Baptism Through Incision: The Postmortem Cesarean Operation in the Spanish Empire (Penn State Press, 2020), edited by Drs. Martha Few, Zeb Tortorici, and Adam Warren tell us the story of the postmortem cesarean operation in the Spanish Empire during the eighteenth century, though the book builds a genealogy that situates this procedure in a longer history that begins in the medieval period (and even earlier!) and extends way up the twentieth century. Part of the Latin American Original series (LAO) of the Pennsylvania University Press, this book centers on the translation (made by Nina M. Scott) of a fascinating medicoreligious text: Pedro José de Arrese’s Physical, Canonical, Moral Principles . . . on the Baptism of Miscarried Fetuses and the Cesarean Operation on Women Who Die Pregnant.
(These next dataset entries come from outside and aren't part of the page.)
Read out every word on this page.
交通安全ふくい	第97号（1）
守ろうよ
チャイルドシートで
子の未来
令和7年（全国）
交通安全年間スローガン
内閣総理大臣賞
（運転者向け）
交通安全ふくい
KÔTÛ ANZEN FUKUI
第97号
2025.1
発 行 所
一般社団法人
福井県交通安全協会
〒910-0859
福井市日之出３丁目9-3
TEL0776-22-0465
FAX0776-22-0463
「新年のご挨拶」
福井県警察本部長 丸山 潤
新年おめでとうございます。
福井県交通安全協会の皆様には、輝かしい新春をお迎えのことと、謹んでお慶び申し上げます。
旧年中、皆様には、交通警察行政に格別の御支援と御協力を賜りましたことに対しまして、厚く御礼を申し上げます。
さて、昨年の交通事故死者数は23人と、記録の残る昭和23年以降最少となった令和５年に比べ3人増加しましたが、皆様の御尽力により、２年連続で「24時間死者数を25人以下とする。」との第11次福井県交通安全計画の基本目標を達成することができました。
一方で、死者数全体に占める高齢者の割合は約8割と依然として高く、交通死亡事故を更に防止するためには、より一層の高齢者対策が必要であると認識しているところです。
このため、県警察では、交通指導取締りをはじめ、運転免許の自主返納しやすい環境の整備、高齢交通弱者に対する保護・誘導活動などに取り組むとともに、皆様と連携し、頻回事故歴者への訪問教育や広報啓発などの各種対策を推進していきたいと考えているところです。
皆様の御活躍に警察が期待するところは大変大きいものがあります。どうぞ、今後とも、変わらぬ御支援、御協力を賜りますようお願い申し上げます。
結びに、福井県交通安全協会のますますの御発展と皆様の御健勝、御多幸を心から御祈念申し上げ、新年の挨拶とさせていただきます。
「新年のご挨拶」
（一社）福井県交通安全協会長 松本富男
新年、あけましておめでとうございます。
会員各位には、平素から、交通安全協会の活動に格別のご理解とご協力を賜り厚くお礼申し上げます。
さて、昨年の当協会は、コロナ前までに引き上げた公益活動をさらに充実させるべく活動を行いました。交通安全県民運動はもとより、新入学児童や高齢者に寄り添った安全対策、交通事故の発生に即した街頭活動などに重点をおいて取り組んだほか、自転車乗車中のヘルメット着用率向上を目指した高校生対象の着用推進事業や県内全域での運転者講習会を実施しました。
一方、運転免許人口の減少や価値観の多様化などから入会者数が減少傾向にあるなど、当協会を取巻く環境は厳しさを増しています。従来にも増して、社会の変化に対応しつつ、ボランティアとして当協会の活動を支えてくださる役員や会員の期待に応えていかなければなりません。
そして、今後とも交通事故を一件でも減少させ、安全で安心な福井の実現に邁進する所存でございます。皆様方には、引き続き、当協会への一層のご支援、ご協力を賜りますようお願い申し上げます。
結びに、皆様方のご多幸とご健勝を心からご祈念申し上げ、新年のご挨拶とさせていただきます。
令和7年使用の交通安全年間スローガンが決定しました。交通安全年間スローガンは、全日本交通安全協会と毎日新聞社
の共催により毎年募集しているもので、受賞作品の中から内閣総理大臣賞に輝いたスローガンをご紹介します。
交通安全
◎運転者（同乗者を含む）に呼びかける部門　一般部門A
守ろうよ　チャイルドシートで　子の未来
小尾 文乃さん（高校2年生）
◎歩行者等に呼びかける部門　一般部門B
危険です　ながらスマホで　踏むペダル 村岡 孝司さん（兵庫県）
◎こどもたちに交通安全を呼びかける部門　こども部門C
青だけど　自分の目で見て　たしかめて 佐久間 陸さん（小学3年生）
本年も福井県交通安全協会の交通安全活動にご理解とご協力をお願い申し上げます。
Additionally, the editors present us with shorter excerpts of a wide range of texts (other medical treatises, scientific and political journals, medical instructions) that also deal with the postmortem cesarean operation in the Spanish American world. Here we talk about transatlantic enlightenment cultures; different conceptions of life and death; the co-existence and co-production of religion and medical procedures; the changes that the cesarean operation went through in the eighteenth and nineteenth centuries; and lastly, as usual, why this history matters to the present. A must for those listeners that want to learn more about the history of the body, medicine, and gender!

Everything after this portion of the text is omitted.